Mexican senators have approved the conditions for the international trade deal between the country, the United States and Canada.
The United-States-Mexico-Canada Agreement (USMCA) was proposed over a year ago as a replacement to the North American Free Trade Agreement, or NAFTA, which eliminated trade barriers between the three countries.
Mexican President Andres Manuel Lopez Obrador said in a press conference on Monday morning that the Mexican Senate is in agreement with the terms of the treaty. He said the senators officially approved the USMCA during a meeting on Sunday.
“We consider this a good agreement for our nations,” Lopez Obrador said. “It’s very convenient for the people of the United States, the people of Canada and the people of Mexico.”
He said that he “respectfully” requests U.S. House Speaker Nancy Pelosi to approve the treaty. The trade deal is still waiting on an OK from U.S. House Democrats before it’s finalized.

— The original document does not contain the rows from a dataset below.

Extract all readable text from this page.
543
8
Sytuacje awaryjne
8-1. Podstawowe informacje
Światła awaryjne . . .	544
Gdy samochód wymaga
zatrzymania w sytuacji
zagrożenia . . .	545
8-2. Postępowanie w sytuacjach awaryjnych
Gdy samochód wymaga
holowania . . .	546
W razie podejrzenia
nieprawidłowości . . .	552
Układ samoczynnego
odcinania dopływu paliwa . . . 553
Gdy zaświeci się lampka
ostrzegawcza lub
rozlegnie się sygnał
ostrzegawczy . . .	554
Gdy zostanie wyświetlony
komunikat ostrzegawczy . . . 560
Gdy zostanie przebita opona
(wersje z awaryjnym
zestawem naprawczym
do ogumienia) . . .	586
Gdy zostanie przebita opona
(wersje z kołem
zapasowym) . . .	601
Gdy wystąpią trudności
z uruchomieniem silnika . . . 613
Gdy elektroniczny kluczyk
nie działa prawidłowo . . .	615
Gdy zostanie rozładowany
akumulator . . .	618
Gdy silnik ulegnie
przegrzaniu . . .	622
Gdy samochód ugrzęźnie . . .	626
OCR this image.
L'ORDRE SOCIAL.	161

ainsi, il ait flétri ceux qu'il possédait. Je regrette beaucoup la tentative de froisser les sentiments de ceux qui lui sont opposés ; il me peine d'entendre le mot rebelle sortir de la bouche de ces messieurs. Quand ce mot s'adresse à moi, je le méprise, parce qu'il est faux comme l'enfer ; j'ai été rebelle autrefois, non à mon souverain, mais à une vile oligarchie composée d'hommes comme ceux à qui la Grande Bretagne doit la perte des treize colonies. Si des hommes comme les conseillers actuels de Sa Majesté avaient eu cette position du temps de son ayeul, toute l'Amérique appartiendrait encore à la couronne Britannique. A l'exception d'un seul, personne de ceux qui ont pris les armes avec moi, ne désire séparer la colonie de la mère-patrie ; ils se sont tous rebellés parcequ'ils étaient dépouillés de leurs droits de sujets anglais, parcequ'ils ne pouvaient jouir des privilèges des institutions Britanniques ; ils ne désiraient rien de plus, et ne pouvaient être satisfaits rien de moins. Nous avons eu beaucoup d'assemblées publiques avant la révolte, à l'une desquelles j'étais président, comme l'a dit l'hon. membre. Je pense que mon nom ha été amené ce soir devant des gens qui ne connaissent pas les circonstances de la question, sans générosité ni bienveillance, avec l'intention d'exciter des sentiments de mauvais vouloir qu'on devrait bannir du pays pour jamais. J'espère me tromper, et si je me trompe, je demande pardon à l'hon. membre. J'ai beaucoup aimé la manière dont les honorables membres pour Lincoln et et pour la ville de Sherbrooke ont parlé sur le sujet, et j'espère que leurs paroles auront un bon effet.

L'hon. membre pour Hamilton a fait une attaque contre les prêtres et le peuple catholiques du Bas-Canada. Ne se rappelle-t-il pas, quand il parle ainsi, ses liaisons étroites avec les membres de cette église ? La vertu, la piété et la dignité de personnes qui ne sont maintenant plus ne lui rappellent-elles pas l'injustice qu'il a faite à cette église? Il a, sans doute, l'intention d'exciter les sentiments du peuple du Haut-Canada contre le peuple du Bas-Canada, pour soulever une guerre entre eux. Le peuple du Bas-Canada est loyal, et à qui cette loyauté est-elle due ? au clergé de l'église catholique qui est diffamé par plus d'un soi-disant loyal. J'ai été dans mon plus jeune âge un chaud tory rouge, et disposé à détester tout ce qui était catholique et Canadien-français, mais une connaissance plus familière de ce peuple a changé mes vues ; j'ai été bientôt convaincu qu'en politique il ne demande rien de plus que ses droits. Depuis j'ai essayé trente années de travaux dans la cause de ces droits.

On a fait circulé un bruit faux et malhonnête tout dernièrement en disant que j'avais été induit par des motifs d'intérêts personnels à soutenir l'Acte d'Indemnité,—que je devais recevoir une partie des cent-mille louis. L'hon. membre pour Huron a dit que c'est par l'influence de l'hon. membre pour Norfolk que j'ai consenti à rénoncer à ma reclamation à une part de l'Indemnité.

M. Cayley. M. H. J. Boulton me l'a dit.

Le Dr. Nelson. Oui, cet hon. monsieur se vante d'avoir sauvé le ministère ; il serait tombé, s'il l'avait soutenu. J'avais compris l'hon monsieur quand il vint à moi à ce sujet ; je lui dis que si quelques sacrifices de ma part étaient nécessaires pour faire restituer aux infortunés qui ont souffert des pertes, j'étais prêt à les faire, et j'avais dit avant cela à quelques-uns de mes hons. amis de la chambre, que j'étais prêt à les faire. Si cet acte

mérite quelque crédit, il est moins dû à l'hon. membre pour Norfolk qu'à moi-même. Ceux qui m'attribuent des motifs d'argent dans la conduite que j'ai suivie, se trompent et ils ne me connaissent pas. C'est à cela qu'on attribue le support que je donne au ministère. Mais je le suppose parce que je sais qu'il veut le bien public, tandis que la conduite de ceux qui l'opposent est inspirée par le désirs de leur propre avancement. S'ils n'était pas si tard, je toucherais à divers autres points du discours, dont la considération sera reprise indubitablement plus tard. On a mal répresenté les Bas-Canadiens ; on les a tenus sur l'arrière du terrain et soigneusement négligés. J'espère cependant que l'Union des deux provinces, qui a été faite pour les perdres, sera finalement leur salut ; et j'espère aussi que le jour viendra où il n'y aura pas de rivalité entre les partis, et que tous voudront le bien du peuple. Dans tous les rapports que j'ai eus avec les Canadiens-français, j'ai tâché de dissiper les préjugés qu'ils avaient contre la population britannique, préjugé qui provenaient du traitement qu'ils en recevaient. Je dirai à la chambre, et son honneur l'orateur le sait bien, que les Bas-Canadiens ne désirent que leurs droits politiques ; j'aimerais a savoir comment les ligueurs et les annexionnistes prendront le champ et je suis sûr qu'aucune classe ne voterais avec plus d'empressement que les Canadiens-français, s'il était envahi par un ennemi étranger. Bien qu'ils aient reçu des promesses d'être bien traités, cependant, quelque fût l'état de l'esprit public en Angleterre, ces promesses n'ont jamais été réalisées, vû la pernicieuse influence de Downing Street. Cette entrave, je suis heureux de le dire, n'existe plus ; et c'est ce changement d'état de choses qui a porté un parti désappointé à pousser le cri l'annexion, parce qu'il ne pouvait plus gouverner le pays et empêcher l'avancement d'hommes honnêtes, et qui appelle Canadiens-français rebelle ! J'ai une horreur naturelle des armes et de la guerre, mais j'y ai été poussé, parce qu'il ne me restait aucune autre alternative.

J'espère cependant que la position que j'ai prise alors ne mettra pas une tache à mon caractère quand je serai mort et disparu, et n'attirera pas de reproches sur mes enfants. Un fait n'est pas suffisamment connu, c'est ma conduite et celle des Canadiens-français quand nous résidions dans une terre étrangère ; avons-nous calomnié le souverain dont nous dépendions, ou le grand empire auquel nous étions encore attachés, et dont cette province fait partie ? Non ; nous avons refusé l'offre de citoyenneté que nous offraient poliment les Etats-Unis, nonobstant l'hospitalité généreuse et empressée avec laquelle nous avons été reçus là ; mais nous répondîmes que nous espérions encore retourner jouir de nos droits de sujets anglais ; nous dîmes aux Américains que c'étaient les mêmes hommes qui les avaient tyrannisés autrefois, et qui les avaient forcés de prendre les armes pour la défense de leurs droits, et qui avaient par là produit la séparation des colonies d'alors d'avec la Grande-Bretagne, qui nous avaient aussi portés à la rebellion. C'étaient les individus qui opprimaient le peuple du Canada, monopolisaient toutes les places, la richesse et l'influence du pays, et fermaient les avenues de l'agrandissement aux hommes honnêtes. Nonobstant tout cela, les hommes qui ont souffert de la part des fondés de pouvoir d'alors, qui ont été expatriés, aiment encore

Lopez Obrador said that “now is the moment” to approve the deal.
“Now we are just waiting for the United States to decide,” the Mexican president said.
The president also emphasized that as part of the pact Mexico would uphold its end of the bargain to increase labor standards in the country.
Mexico heavily relies on the international trade deal. In 2017, 80% of Mexico’s imports went to the U.S. The following year the U.S. imported about $327 billion worth of goods from the country.